Professor Dr. Eszter Bodnár, ELTE Eötvös Loránd University (Hungary)

Date: 27.02.2023, 6:00 p.m.
Venue: Room 101-02 | Sigmund Freud University | Freudplatz 3, 1020 Vienna

 

Constitutional systems are interrelated, and legal ideas have increasingly been exchanged between different constitutional systems. Courts play a crucial role in this global dialogue: they are almost always inspired by and often cite foreign law in their decisions.

Legal scholarship agrees that, independent of whether a court dealing with constitutional issues cites foreign law often or sporadically, there is a total lack of methodology. This often results in the ‘misuse’ of comparative law, which in turn endangers the legitimacy of the courts and the whole function of comparativism in constitutional reasoning.

Therefore, this paper, presenting the results of my larger research project, establishes methodological standards for national and international judges on how to use comparative law in constitutional cases. The methodology is based on theoretical and empirical legal scholarship in the field, and the empirical research from my project including in-depth case analysis and interviews with judges and law clerks at three different types of courts (American-type apex court, European-type constitutional court, international human rights court).

The methodology deals with various aspects, including the selection of the examined legal systems, documents, and cases; the ways and channels of access to information; the creation of research plans; the steps of the comparing procedure; etc.

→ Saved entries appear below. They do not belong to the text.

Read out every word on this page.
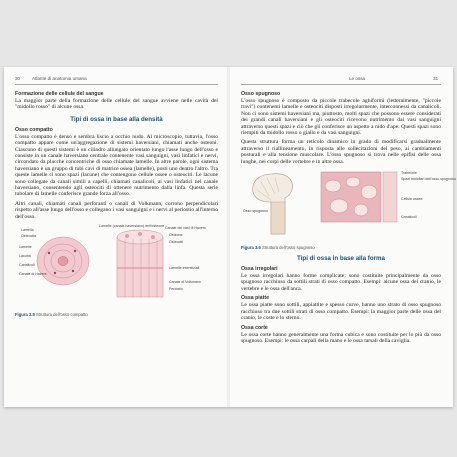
30	Atlante di anatomia umana
Formazione delle cellule del sangue

La maggior parte della formazione delle cellule del sangue avviene nelle cavità del "midollo rosso" di alcune ossa.

Tipi di ossa in base alla densità
Osso compatto

L'osso compatto è denso e sembra liscio a occhio nudo. Al microscopio, tuttavia, l'osso compatto appare come un'aggregazione di sistemi haversiani, chiamati anche osteoni. Ciascuno di questi sistemi è un cilindro allungato orientato lungo l'asse lungo dell'osso e consiste in un canale haversiano centrale contenente vasi sanguigni, vasi linfatici e nervi, circondato da placche concentriche di osso chiamate lamelle. In altre parole, ogni sistema haversiano è un gruppo di tubi cavi di matrice ossea (lamelle), posti uno dentro l'altro. Tra queste lamelle ci sono spazi (lacune) che contengono cellule ossee o osteociti. Le lacune sono collegate da canali simili a capelli, chiamati canalicoli, ai vasi linfatici nel canale haversiano, consentendo agli osteociti di ottenere nutrimento dalla linfa. Questa serie tubolare di lamelle conferisce grande forza all'osso.

Altri canali, chiamati canali perforanti o canali di Volkmann, corrono perpendicolari rispetto all'asse lungo dell'osso e collegano i vasi sanguigni e i nervi al periostio all'interno dell'osso.

Lamella
Osteocita
Lamelle
Lacuna
Canalicoli
Canale di Havers
Lamelle (canale haversiano) dell'osteone Canale dei vasi di Havers
Osteone
Osteociti
Lamelle interstiziali
Canale di Volkmann
Periostio
Figura 3.5 Struttura dell'osso compatto
Le ossa	31
Osso spugnoso

L'osso spugnoso è composto da piccole trabecole aghiformi (letteralmente, "piccole travi") contenenti lamelle e osteociti disposti irregolarmente, interconnessi da canalicoli. Non ci sono sistemi haversiani ma, piuttosto, molti spazi che possono essere considerati dei grandi canali haversiani e gli osteociti ricevono nutrimento dai vasi sanguigni attraverso questi spazi e ciò che gli conferisce un aspetto a nido d'ape. Questi spazi sono riempiti da midollo rosso o giallo e da vasi sanguigni.

Questa struttura forma un reticolo dinamico in grado di modificarsi gradualmente attraverso il riallineamento, in risposta alle sollecitazioni del peso, ai cambiamenti posturali e alla tensione muscolare. L'osso spugnoso si trova nelle epifisi delle ossa lunghe, nei corpi delle vertebre e in altre ossa.

Osso spugnoso
Trabecole
Spazi midollari dell'osso spugnoso
Cellule ossee
Canalicoli
Figura 3.6 Struttura dell'osso spugnoso
Tipi di ossa in base alla forma
Ossa irregolari

Le ossa irregolari hanno forme complicate; sono costituite principalmente da osso spugnoso racchiuso da sottili strati di osso compatto. Esempi: alcune ossa del cranio, le vertebre e le ossa dell'anca.

Ossa piatte

Le ossa piatte sono sottili, appiattite e spesso curve, hanno uno strato di osso spugnoso racchiuso tra due sottili strati di osso compatto. Esempi: la maggior parte delle ossa del cranio, le coste e lo sterno.

Ossa corte

Le ossa corte hanno generalmente una forma cubica e sono costituite per lo più da osso spugnoso. Esempi: le ossa carpali della mano e le ossa tarsali della caviglia.
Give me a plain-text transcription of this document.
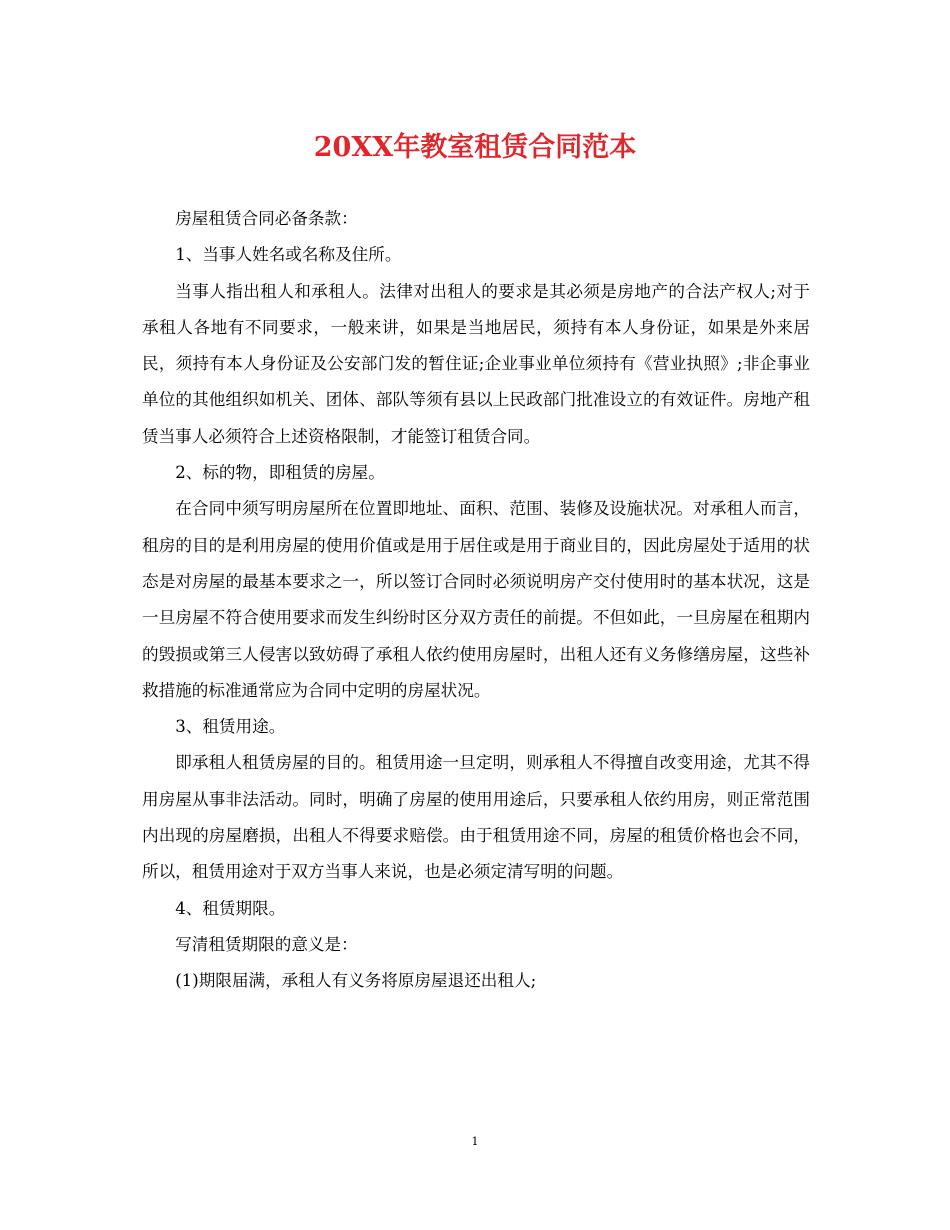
20XX年教室租赁合同范本

房屋租赁合同必备条款：

1、当事人姓名或名称及住所。

当事人指出租人和承租人。法律对出租人的要求是其必须是房地产的合法产权人;对于承租人各地有不同要求，一般来讲，如果是当地居民，须持有本人身份证，如果是外来居民，须持有本人身份证及公安部门发的暂住证;企业事业单位须持有《营业执照》;非企事业单位的其他组织如机关、团体、部队等须有县以上民政部门批准设立的有效证件。房地产租赁当事人必须符合上述资格限制，才能签订租赁合同。

2、标的物，即租赁的房屋。

在合同中须写明房屋所在位置即地址、面积、范围、装修及设施状况。对承租人而言，租房的目的是利用房屋的使用价值或是用于居住或是用于商业目的，因此房屋处于适用的状态是对房屋的最基本要求之一，所以签订合同时必须说明房产交付使用时的基本状况，这是一旦房屋不符合使用要求而发生纠纷时区分双方责任的前提。不但如此，一旦房屋在租期内的毁损或第三人侵害以致妨碍了承租人依约使用房屋时，出租人还有义务修缮房屋，这些补救措施的标准通常应为合同中定明的房屋状况。

3、租赁用途。

即承租人租赁房屋的目的。租赁用途一旦定明，则承租人不得擅自改变用途，尤其不得用房屋从事非法活动。同时，明确了房屋的使用用途后，只要承租人依约用房，则正常范围内出现的房屋磨损，出租人不得要求赔偿。由于租赁用途不同，房屋的租赁价格也会不同，所以，租赁用途对于双方当事人来说，也是必须定清写明的问题。

4、租赁期限。

写清租赁期限的意义是：

(1)期限届满，承租人有义务将原房屋退还出租人;

1
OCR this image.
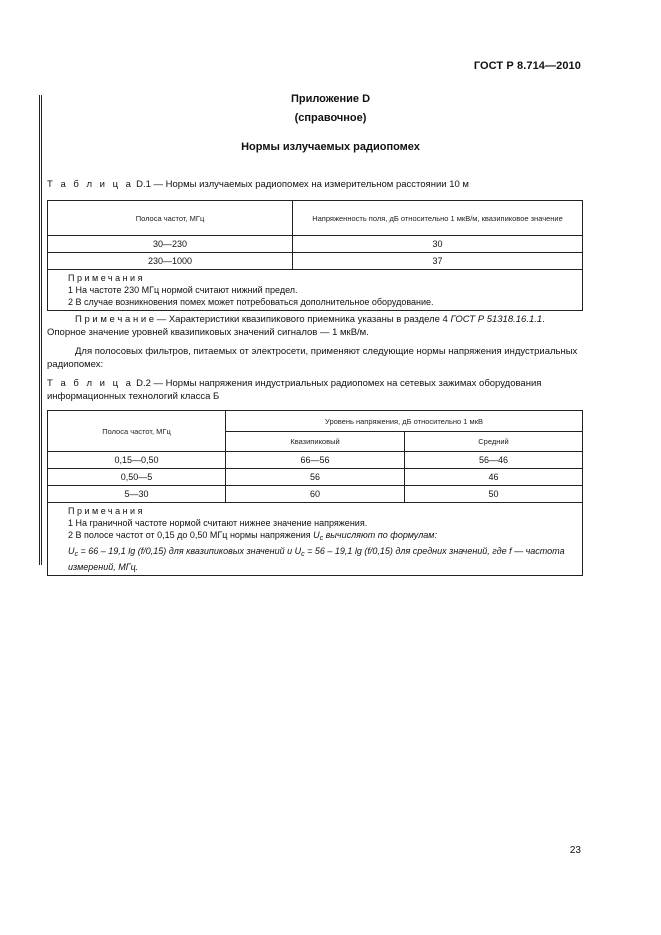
ГОСТ Р 8.714—2010
Приложение D
(справочное)
Нормы излучаемых радиопомех
Т а б л и ц а D.1 — Нормы излучаемых радиопомех на измерительном расстоянии 10 м
Полоса частот, МГц	Напряженность поля, дБ относительно 1 мкВ/м, квазипиковое значение
30—230	30
230—1000	37

Примечания
1 На частоте 230 МГц нормой считают нижний предел.
2 В случае возникновения помех может потребоваться дополнительное оборудование.	
П р и м е ч а н и е — Характеристики квазипикового приемника указаны в разделе 4 ГОСТ Р 51318.16.1.1. Опорное значение уровней квазипиковых значений сигналов — 1 мкВ/м.
Для полосовых фильтров, питаемых от электросети, применяют следующие нормы напряжения индустриальных радиопомех:
Т а б л и ц а D.2 — Нормы напряжения индустриальных радиопомех на сетевых зажимах оборудования информационных технологий класса Б
Полоса частот, МГц	Уровень напряжения, дБ относительно 1 мкВ	
	Квазипиковый	Средний
0,15—0,50	66—56	56—46
0,50—5	56	46
5—30	60	50

Примечания
1 На граничной частоте нормой считают нижнее значение напряжения.
2 В полосе частот от 0,15 до 0,50 МГц нормы напряжения $U_c$ вычисляют по формулам:
$U_c = 66 - 19,1$ lg (f/0,15) для квазипиковых значений и $U_c = 56 - 19,1$ lg (f/0,15) для средних значений, где f — частота измерений, МГц.		
23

Finally, the paper uses concrete cases from the case law of the analyzed courts and applies to them the developed methodology to see what the results of the decision would have been when using a consequent methodological approach.

 

Please register until 26.02.23: konrad.lachmayer@jus.sfu.ac.at

Biography

Eszter Bodnár is an Associate Professor at the Faculty of Law of Eötvös Loránd University (ELTE) in Budapest, Hungary. She is also a faculty member in the Master in Electoral Policy & Administration program at the Scuola Sant’Anna, Pisa, and a Lecturer at the University of Victoria, British Columbia, Canada. She was a recipient of the Premium Excellency Postdoctoral Grant at the Hungarian Academy of Sciences, the Laureate Visiting Fellowship in Comparative Constitutional Law at the University of Melbourne, and the International Judicial Fellowship at the Federal Judicial Center, Washington, DC. She has gained teaching and research experience in Canada, Germany, France, the United States, the Czech Republic, Portugal, Italy, Greece, Austria, Latvia, Croatia, Romania, and Australia. She was an inaugural Co-Chair of the Central and Eastern European chapter of ICON-S (the International Society of Public Law). She is the Co-Editor of the first Hungarian commentary to the European Convention on Human Rights and the constitutional law textbook used by most Hungarian first-year law students. She graduated as a lawyer and afterwards worked at the Hungarian Ministry of Justice, the Hungarian National Election Office, and the Association of European Election Officials (an international NGO). Her main areas of research are comparative constitutional law, international human rights, and EU constitutional law.